For this study we use the 28 Sep 2013 case study from INFLUX to model daytime carbon dioxide transport from a power plant in Indianapolis using the tracer capability of the chemistry-adapted version of WRF (WRF-Chem) at sub-km horizontal resolution. The emission rates from the power plant, as a function of stack height, were provided from the Hestia inventory. As one of the methods of determining uncertainties and biases of the mesoscale model carbon dioxide concentrations, we also ran WRF in large eddy simulation (LES) mode. In LES the largest boundary layer eddies are explicitly resolved rather than completely parameterized. Since the largest eddies dominate the turbulent transport, this process simply appears as advective transport by flow fields resolved by the LES, and (assuming LES fidelity) can be compared with mesoscale model output.
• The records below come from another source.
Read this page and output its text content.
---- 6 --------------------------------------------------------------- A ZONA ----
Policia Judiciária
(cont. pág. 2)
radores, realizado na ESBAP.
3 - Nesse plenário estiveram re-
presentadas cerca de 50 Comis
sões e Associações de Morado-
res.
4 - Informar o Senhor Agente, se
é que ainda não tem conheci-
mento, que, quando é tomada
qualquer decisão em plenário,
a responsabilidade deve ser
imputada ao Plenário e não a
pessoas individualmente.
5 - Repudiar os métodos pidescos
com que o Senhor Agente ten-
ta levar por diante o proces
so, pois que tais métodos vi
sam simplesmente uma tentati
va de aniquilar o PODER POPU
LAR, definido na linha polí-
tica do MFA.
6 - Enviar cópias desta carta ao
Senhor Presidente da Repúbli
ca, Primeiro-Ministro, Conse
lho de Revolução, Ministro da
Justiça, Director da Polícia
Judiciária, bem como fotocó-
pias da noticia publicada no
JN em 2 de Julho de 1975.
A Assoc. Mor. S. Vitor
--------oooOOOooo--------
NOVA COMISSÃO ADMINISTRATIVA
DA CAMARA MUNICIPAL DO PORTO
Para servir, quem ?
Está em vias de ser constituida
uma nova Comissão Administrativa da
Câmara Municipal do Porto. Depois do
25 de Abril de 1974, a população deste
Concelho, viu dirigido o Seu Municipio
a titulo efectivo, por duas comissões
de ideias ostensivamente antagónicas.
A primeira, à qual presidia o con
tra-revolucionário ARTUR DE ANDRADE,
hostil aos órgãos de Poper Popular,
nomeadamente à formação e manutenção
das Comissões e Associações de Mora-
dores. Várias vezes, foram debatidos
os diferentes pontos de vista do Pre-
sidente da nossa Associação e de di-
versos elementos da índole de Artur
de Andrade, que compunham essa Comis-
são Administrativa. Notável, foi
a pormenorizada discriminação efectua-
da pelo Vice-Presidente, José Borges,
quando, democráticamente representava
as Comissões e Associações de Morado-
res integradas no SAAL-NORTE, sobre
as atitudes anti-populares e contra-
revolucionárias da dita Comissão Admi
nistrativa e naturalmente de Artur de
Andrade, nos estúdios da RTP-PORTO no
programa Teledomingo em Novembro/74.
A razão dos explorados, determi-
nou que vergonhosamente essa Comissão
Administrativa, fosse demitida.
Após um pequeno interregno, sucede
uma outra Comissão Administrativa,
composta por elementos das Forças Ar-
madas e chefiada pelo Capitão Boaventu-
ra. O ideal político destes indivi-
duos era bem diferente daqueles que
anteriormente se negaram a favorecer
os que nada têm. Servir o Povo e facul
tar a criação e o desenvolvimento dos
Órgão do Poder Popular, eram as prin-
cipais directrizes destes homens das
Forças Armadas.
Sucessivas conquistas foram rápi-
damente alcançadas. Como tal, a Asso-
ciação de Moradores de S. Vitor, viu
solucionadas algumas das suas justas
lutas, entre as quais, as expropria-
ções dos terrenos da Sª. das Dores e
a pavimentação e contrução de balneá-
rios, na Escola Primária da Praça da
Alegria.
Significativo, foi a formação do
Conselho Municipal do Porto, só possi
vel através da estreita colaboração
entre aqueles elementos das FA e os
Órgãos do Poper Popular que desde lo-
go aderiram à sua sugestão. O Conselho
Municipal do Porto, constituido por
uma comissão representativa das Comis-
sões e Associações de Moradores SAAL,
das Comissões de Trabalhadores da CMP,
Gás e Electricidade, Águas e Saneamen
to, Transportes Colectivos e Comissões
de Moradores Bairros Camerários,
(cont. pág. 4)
We will show comparisons between different choices of horizontal grid spacing (1 km, 333 m, 111 m) and choices of physics (LES, mesoscale model), as well as tests to determine the impact of aggregation-type errors. We will show how the mesoscale model and LES are similar in the far-field when concentrations are suitably averaged, but relative biases exist in within a certain distance (several km) of the source. In particular, the mesoscale model had lower concentrations and a more rapidly ascending concentration envelope in the near field. We will use inherent differences between the closure assumptions of the LES and mesoscale models to explain the relative bias. Source height was also shown to impact concentrations within a few km of the source, but made little impact at greater distances. The results suggest that mesoscale models, in conjunction with a dense tower observational network, can produce reasonable inversions of GHG emissions in the urban environment, but care should be taken to prevent tower proximity to large point sources.